Attirés par de fausses offres d’emploi et de voyage, 44 Ghanéens ont été victimes d’un réseau d’exploitation avant d’être libérés à la suite d’une opération conjointe des autorités nigérianes et ghanéennes.
Quarante-quatre Ghanéens ont été secourus d’un réseau de recrutement frauduleux au Nigéria, a annoncé le ministère ghanéen des Affaires étrangères dans un communiqué publié samedi.
Selon la même source, ces ressortissants ont été attirés par de fausses promesses d’emploi et de voyage, relayées notamment via les réseaux sociaux et des circuits informels. À leur arrivée au Nigéria, ils auraient été soumis à des conditions d’exploitation, incluant des restrictions de mouvement, des pressions psychologiques et des tentatives de les contraindre à recruter d’autres victimes.
Selon Accra, leur libération fait suite à une opération coordonnée menée le 16 mars par les services de sécurité nigérians, dont le Department of State Services (DSS), en collaboration avec des institutions ghanéennes.
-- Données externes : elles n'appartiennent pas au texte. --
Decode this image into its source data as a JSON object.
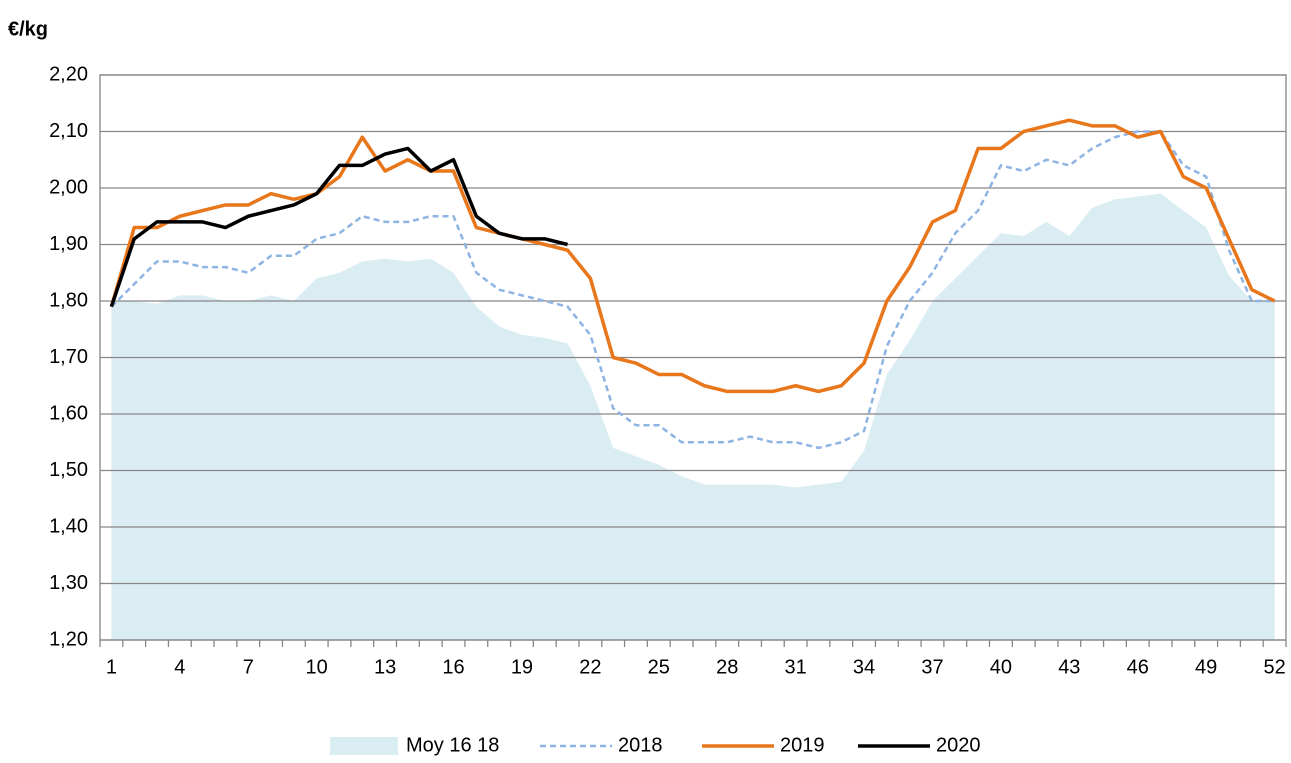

Les victimes ont regagné le Ghana le 20 mars.
Le gouvernement ghanéen indique travailler avec les autorités nigérianes pour démanteler les réseaux criminels impliqués, tout en mettant en place des mesures de prise en charge, de réhabilitation et de réintégration des personnes secourues.
Accra a par ailleurs exprimé sa gratitude à Abuja pour son intervention rapide et sa coopération, tout en réitérant sa ferme condamnation de la traite des êtres humains et des pratiques de recrutement frauduleuses.
Les autorités appellent enfin les citoyens à la vigilance, les exhortant à vérifier toute offre d’emploi ou de voyage, par les canaux officiels, afin d’éviter les arnaques similaires.